Investment banks are machines for turning undergraduates into money. They’re a talent vortex, a recruiting machine so well adapted that an entire school system has sprung up to feed it.
Banks take advantage of smart kids who think it’s time for an impressive job but aren’t sure what to do. They show up with cash in hand, practically pissing prestige, and offer a position guaranteed to keep the “complete fuck-up” scenario at bay. Soon enough you’re 45, rich, tired, and anxious about the Nikkei.
It helps that investment banking has a low barrier to entry, because that way the applicant pool grows from a handful of specialists to anyone who can think and talk at a high level. Search costs are minimal: send a recruiter to each of the top schools and cherry pick their best programs. Take care of the rest in a rigorous internal training program.
It also helps that corporations are easily wooed by financial services, that markets are full of losers, and that money makes boring problems interesting.
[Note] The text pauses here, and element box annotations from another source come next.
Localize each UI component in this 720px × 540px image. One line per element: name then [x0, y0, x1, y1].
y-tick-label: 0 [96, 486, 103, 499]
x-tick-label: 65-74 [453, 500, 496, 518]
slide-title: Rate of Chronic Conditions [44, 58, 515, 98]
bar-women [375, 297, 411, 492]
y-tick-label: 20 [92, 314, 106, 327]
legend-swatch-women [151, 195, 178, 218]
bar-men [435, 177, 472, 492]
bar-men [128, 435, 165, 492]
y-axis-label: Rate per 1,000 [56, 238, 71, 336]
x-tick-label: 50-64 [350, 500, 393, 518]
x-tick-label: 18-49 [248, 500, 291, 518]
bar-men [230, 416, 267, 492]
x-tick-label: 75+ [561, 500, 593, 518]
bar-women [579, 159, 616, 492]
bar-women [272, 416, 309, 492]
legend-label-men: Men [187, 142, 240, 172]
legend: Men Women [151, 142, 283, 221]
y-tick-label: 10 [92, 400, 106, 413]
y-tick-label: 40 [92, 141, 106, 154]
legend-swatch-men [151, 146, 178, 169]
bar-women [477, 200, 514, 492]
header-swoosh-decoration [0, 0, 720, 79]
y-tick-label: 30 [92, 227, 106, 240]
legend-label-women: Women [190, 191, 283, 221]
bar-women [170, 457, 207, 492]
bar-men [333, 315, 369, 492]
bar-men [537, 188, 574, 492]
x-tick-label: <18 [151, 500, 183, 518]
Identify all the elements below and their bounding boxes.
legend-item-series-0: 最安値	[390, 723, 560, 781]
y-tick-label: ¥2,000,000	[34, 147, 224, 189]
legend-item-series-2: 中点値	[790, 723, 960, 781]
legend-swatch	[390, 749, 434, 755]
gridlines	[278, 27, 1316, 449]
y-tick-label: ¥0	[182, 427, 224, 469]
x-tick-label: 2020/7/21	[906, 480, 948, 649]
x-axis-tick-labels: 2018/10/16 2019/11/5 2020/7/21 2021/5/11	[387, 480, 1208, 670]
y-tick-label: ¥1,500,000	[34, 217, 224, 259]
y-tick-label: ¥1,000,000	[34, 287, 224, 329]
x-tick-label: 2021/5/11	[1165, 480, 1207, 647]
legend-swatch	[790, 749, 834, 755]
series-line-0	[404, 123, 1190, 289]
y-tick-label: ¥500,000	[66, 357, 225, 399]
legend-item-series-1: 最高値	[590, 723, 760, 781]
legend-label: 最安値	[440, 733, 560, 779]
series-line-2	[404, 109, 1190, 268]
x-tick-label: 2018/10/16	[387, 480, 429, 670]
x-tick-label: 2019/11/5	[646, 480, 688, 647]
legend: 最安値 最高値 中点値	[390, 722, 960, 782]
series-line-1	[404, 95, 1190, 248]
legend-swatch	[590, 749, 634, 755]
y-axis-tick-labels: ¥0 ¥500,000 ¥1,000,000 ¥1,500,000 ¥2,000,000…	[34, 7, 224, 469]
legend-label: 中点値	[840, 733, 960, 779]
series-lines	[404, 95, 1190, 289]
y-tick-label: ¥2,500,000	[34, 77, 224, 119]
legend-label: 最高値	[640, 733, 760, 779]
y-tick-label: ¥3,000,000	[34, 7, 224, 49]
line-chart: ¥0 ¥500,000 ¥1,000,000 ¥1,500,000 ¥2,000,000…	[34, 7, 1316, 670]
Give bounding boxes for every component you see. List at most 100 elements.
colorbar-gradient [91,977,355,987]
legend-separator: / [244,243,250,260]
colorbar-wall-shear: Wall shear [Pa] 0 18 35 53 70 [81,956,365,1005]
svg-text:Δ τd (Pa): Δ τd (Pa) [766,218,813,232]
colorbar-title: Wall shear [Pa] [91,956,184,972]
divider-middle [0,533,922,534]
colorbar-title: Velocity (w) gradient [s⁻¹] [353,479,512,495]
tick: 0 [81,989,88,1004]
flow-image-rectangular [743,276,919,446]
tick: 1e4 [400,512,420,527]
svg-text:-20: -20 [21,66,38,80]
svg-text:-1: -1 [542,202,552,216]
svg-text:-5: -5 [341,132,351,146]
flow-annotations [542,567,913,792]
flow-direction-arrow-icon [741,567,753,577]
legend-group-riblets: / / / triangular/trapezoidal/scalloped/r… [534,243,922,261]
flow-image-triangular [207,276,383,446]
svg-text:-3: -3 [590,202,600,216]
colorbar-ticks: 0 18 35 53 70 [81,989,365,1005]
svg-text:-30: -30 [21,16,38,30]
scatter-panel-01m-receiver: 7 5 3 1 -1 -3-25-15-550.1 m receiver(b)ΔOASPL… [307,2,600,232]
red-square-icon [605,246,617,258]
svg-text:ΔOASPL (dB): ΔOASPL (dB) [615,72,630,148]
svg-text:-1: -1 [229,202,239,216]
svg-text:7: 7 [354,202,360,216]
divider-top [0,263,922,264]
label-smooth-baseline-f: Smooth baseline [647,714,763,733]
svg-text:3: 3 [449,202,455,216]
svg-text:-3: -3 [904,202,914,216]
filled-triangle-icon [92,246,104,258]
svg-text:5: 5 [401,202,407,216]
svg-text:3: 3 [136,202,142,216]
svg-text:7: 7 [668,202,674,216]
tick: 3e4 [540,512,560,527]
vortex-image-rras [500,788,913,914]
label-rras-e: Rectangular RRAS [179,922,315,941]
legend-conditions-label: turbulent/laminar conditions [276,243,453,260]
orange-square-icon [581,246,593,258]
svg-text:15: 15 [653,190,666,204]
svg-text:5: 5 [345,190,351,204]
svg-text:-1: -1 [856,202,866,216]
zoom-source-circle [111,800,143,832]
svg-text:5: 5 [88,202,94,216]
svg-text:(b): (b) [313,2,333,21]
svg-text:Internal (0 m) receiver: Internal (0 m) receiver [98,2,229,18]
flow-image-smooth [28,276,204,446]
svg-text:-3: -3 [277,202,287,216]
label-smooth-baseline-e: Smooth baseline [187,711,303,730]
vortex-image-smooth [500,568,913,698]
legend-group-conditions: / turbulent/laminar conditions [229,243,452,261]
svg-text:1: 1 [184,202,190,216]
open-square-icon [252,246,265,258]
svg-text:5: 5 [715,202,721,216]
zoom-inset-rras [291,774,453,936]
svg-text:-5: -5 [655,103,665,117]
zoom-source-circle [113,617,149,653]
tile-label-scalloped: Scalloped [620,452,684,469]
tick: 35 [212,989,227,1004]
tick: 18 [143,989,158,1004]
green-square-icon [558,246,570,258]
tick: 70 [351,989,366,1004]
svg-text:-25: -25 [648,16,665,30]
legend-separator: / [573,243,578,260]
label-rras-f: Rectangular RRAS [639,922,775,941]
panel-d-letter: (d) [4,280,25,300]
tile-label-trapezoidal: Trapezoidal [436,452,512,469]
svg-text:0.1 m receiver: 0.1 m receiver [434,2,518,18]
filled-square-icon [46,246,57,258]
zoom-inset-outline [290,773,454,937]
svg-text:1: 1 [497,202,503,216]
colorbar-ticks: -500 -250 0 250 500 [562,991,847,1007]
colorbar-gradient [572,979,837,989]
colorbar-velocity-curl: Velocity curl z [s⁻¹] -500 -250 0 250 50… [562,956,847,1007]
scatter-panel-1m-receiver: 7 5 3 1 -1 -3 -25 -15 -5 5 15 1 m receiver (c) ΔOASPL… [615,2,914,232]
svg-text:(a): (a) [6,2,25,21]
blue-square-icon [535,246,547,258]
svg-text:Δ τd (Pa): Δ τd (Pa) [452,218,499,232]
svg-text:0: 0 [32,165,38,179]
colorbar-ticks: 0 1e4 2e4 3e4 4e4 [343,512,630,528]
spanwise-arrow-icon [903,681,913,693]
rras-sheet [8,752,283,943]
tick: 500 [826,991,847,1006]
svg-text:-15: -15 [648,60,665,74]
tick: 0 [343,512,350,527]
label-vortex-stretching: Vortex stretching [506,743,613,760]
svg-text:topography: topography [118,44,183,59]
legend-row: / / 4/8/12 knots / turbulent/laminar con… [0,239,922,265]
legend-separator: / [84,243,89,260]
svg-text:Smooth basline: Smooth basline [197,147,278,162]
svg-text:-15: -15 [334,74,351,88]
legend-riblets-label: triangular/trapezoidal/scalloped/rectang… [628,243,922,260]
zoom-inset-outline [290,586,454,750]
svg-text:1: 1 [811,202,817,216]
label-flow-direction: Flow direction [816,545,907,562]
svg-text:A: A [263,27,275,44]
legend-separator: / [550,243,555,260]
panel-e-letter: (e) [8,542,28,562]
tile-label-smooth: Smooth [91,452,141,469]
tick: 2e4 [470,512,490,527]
But I think Wall Street earns the would-be academics, teachers, journalists, and thinkers it employs; it is not just money or “the nature of the industry” that does it. While everybody else waits by the phone for the right girl to call, these guys are out there dancing.
What we’re left with is an imbalance: talent leaning towards finance at the expense of everything else. Of course, the job market is precisely that — a market — and anyone who’s taken Econ 101 knows not to begrudge an equilibrium. But I’m left to ask: is a society that sends so many of its brightest college graduates into a capital markets monkey pit maximizing welfare?